In life, humans tend to be very heavily fixated on goals. They have many major goals, and then their main goals are broken down into thousands of micro-goals. That's how modern society works. However, one problem is being so focused on goals that we lose sight of breathing and being mindful in the present, or present in the mind. So forget the rat race and even the bucket list, and just do and just be. (Ok, so I'm getting hippie-philosophical here. Sorry!)
In other words, it's about about existing and living well in the meantime between reaching goal A and goal B and goal C. You may ask, what does this have to do with fiction?
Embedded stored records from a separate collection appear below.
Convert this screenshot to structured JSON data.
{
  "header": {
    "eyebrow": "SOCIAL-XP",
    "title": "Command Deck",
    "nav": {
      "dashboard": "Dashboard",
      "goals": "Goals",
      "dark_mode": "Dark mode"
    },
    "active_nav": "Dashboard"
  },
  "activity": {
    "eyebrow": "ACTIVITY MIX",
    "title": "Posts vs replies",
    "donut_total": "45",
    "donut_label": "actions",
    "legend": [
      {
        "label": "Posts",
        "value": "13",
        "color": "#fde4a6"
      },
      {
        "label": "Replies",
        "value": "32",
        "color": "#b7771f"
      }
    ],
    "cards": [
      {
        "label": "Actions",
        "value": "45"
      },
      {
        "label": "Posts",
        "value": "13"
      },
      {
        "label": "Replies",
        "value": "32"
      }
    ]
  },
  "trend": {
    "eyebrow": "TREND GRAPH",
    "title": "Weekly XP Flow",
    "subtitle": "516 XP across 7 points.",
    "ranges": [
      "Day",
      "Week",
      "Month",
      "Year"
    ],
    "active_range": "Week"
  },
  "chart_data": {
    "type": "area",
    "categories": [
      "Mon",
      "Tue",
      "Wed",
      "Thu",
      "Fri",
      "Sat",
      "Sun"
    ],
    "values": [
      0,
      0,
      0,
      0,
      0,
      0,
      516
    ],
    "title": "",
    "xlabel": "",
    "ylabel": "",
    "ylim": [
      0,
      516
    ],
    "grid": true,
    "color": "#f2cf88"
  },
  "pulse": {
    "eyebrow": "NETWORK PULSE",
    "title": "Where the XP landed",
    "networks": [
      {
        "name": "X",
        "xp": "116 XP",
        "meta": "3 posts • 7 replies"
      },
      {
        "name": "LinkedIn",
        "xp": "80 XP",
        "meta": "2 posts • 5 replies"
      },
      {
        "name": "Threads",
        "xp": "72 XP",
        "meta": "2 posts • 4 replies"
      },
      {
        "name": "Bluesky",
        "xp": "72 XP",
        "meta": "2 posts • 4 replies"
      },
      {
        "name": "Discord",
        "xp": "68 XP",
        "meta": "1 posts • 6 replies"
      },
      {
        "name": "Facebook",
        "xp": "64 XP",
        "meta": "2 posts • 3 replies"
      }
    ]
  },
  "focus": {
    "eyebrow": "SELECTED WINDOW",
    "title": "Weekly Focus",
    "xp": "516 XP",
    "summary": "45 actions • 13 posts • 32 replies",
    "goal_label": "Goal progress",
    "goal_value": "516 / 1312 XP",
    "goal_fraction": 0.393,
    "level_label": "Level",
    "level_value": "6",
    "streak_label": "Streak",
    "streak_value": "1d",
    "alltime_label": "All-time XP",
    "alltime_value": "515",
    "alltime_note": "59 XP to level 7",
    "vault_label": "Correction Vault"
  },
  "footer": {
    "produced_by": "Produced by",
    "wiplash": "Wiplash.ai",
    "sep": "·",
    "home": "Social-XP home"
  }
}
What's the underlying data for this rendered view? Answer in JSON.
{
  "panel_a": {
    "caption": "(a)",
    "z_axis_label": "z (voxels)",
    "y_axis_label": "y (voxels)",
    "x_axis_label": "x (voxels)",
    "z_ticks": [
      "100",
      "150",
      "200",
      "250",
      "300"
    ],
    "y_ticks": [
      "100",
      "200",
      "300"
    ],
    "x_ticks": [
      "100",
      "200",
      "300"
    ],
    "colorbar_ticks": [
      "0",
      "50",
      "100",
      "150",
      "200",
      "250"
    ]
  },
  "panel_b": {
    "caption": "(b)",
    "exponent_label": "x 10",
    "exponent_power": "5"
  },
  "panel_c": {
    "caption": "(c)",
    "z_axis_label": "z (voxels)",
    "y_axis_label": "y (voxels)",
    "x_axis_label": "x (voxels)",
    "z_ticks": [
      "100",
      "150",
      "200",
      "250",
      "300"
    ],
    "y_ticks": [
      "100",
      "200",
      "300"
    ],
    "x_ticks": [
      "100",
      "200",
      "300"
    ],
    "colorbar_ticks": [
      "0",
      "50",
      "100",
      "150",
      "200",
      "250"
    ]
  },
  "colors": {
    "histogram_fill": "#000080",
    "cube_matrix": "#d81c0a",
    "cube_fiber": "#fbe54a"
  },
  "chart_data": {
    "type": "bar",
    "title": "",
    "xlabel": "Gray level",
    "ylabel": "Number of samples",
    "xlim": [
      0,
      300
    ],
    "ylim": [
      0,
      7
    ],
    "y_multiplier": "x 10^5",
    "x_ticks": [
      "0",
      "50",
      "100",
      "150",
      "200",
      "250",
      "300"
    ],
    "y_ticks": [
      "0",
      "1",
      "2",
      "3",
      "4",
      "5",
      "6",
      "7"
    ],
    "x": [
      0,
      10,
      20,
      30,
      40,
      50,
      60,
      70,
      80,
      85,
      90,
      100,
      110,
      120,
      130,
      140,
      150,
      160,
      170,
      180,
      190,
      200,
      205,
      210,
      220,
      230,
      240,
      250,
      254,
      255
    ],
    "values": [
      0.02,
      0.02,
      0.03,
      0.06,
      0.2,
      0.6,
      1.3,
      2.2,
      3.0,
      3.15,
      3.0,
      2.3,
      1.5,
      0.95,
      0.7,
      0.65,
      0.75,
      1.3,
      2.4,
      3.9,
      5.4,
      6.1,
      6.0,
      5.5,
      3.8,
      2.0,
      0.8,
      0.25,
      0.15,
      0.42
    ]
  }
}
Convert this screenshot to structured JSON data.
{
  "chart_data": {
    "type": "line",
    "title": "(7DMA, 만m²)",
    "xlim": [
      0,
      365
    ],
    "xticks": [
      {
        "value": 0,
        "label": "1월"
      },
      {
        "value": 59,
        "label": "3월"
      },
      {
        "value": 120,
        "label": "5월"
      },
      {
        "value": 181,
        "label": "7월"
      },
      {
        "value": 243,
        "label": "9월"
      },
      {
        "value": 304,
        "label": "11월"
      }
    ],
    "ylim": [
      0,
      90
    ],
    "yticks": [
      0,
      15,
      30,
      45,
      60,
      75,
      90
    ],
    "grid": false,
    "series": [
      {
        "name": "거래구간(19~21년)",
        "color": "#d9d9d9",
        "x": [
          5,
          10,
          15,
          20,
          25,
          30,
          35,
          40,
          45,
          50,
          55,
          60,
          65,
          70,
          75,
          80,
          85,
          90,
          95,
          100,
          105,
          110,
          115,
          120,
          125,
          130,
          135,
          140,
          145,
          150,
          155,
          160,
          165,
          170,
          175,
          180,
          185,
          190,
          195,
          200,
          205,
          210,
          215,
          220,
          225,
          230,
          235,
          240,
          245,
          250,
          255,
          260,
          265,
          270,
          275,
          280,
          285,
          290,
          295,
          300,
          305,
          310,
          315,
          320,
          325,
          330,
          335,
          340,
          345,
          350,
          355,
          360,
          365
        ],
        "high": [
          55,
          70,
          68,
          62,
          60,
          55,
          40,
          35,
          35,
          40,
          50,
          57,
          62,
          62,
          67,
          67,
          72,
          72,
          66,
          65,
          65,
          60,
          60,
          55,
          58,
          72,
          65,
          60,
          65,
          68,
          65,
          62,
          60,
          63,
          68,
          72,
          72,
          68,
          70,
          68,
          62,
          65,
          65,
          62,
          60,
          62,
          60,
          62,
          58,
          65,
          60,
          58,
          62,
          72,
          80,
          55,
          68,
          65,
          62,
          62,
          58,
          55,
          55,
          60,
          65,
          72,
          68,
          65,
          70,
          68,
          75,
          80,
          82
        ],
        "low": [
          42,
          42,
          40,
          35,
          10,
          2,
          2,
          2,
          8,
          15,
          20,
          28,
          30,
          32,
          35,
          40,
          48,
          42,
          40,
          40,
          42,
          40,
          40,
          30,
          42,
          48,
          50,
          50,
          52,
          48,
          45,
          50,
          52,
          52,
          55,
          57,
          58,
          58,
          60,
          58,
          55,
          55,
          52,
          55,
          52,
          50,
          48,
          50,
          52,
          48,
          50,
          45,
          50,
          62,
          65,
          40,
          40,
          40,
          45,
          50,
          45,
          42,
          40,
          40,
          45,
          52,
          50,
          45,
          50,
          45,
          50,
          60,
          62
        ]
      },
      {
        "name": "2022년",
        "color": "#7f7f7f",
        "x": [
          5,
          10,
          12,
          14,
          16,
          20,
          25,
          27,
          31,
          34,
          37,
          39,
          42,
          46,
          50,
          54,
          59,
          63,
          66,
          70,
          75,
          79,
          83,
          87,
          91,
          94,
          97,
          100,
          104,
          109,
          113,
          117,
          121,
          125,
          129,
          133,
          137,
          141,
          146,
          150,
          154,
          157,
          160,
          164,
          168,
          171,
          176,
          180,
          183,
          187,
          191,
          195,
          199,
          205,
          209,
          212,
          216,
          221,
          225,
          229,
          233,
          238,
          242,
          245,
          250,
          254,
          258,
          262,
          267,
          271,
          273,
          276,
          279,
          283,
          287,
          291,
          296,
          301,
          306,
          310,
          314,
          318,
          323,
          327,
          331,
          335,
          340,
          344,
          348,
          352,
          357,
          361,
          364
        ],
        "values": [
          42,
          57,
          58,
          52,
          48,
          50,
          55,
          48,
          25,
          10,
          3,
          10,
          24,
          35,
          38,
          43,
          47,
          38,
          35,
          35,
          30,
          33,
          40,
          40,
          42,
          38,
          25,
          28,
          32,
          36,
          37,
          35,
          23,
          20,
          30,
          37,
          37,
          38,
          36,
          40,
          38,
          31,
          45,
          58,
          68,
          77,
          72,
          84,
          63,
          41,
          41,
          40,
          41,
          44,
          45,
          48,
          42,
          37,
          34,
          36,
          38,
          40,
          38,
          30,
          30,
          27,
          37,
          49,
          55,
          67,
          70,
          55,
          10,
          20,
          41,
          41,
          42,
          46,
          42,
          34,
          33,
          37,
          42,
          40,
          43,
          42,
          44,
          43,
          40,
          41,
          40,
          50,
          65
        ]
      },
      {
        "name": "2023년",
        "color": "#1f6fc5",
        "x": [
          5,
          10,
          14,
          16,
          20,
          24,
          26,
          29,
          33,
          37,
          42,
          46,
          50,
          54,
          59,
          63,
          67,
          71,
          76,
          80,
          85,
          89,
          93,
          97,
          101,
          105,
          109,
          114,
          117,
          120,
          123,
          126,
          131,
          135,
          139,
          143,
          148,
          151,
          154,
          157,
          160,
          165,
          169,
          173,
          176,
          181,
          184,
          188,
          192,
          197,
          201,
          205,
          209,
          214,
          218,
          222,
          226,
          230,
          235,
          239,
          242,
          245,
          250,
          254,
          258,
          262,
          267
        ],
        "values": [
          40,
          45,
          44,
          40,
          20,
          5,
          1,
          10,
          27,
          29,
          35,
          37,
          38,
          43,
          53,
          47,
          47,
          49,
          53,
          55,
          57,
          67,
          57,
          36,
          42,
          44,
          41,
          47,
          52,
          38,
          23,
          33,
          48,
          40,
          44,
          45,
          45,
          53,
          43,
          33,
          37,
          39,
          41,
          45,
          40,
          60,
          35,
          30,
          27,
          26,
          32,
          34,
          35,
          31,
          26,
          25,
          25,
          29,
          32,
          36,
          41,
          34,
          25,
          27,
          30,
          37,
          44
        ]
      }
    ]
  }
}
No one could have gotten me away from seeing my favorite movies or reading my favorite books just by revealing a bit of information about the ending to me, when I was a kid.
Whisper in my little 6-year old ear "Mufasa dies, and Simba grows up to avenge him," but I'd still be watching The Lion King. I'm watching a movie or reading a book because I want to, because it looks interesting, and knowing the end ahead of time can only make me more interested in the rest, not less. This obsession with the ending, at the expense of the appreciation for the beauty of the journey, in our culture, as if the rest of it was not important, seems to me to be a symptom of a larger sickness.
So, what are some experiences you've had with spoilers?
My grandmother used to read the last page or two of books in the bookstore before buying or reading anything. To her, the ending of a book was a hook. If she liked the ending, she knew she would like the book. I don't go that far, but I do question this conventional wisdom saying that spoilers necessarily kill enjoyment of the content.